Internacional

De “crimes passionais” a feminicídios

Cartaz chamando para a “paralisação” de mulheres, por uma hora, sob o lema “Se meu corpo não importa, produzam sem mim”, na Argentina, no contexto das mobilizações contra a violência de gênero que foram disparadas no mês passado pelo assassinato de Lucía Pérez.
Cartaz chamando para a “paralisação” de mulheres, por uma hora, sob o lema “Se meu corpo não importa, produzam sem mim”, na Argentina, no contexto das mobilizações contra a violência de gênero que foram disparadas no mês passado pelo assassinato de Lucía Pérez.

por Fabiana Frayssinet, da IPS –

Buenos Aires, Argentina, 1/11/2016 – Ainda há diferenças na tipificação dos feminicídios, mas o conceito começa a ganhar força na Argentina. Já não se fala de “crimes passionais”, mas de assassinatos de gênero. A mudança de linguagem é o primeiro dos muitos passos que devem ser dados para erradicar a cultura de violência. As mudanças conceituais são o resultado das mobilizações feministas, como a de 3 de junho de 2015 e as desse ano, que se traduziram em maciças marchas sob o lema Nem Uma a Menos.

Entre elas se destacou a do dia 19 de outubro, após o brutal assassinato da adolescente Lucía Pérez.
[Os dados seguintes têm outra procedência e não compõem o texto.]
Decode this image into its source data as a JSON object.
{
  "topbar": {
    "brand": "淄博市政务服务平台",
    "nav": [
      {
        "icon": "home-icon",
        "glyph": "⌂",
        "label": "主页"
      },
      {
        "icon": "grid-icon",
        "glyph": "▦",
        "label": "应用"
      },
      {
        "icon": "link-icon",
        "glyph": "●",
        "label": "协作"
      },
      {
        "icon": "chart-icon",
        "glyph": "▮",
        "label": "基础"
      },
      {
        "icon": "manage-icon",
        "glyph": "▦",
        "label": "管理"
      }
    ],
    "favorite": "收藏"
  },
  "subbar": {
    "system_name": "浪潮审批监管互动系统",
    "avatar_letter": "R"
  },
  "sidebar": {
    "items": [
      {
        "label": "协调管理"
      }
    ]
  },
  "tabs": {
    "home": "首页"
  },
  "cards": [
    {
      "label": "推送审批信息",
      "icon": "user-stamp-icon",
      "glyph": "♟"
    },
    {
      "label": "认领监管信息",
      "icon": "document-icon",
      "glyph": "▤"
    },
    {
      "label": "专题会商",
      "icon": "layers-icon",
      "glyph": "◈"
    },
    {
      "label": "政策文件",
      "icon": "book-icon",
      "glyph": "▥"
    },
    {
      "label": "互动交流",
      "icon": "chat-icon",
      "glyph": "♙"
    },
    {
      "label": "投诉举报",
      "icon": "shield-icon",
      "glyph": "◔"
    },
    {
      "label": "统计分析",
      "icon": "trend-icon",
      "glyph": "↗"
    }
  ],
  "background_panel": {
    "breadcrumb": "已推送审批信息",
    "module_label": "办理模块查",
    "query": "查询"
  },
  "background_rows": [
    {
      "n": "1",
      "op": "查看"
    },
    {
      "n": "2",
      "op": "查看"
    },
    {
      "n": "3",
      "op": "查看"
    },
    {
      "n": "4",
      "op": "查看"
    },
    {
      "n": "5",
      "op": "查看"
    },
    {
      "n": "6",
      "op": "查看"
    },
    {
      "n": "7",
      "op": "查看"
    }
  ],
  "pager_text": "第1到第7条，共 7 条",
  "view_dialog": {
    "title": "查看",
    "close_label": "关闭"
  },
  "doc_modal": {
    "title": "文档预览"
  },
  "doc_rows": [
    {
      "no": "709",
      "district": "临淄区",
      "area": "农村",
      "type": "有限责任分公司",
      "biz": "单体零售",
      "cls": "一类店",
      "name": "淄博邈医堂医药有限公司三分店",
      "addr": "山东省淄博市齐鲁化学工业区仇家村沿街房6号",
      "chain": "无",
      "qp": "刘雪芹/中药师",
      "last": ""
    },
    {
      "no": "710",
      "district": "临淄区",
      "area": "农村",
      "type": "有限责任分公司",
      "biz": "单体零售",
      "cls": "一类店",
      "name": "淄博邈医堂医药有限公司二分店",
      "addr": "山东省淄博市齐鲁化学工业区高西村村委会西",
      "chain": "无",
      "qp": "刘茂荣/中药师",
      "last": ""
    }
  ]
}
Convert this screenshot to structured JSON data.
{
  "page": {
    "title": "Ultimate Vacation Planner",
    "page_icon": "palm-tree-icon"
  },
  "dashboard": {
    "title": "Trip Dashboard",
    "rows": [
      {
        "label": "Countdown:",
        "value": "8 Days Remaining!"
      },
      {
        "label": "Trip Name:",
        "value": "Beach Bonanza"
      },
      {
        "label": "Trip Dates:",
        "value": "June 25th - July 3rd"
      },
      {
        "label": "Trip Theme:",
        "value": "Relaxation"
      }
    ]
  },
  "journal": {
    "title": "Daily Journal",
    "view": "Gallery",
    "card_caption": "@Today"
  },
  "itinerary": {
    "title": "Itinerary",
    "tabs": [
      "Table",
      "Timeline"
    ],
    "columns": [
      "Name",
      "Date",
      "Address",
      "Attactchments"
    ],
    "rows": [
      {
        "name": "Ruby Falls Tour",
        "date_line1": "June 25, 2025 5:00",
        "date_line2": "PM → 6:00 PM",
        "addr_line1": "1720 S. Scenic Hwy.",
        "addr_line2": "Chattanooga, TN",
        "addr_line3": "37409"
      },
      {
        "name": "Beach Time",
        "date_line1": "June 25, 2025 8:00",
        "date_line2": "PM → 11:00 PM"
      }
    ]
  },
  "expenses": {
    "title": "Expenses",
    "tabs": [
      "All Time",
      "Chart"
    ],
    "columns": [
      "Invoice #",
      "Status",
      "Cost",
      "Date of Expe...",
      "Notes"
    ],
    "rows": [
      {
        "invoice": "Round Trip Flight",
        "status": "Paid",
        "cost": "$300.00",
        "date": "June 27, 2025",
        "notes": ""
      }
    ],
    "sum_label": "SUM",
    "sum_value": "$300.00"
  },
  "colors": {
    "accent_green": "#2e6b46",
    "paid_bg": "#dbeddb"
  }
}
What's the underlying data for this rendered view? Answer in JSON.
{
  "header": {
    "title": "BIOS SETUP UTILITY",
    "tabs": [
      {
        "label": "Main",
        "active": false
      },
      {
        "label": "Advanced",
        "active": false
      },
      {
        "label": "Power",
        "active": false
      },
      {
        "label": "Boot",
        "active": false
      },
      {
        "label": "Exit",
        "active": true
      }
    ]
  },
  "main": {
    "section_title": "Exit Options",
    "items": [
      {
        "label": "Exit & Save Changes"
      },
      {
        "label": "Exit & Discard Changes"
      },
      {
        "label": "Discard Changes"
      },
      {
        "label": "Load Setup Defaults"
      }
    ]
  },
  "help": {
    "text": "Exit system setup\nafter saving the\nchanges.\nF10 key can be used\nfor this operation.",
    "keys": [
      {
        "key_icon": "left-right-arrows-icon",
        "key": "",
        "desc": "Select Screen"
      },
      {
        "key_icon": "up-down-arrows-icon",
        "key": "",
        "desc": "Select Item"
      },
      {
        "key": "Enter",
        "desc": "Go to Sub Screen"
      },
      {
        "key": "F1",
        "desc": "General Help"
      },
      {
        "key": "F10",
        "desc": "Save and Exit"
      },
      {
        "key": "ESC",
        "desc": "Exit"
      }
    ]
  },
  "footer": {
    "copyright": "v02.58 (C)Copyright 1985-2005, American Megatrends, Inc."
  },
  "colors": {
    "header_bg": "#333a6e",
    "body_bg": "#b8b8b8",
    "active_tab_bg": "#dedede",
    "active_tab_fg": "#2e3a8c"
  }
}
A jovem de 16 anos, da cidade de Mar del Plata, foi drogada, violentada, e empalada até morrer, um caso que uniu milhares de mulheres e homens, sob o mesmo lema: “chega de feminicídios”.

“Foi uma mobilização profundamente radical, de irmandade entre mulheres de identidades diversas que fazem da diferença uma fonte de seu poder”, disse à IPS a coordenadora do programa Sul-Sul do Conselho Latino-Americano de Ciências Sociais (Clacso), Karina Bidaseca, que também é da Rede de Direitos Humanos do Conselho Nacional de Pesquisas Científicas e Técnicas (Conicet).

“Se tocam em uma, todas nos movimentamos”, “Nos queremos vivas”, foram outros lemas que ultrapassaram as fronteiras nacionais, da América Latina até alguns países europeus, como Espanha e França, o que “marca a possibilidade de imaginar e tecer um novo projeto social que questione a cultura patriarcal em todas suas dimensões”, acrescentou Bidaseca, autora do livro Escritos nos Corpos Racializados. Línguas, Memória e Genealogias (Pós)-Coloniais do Feminicídio.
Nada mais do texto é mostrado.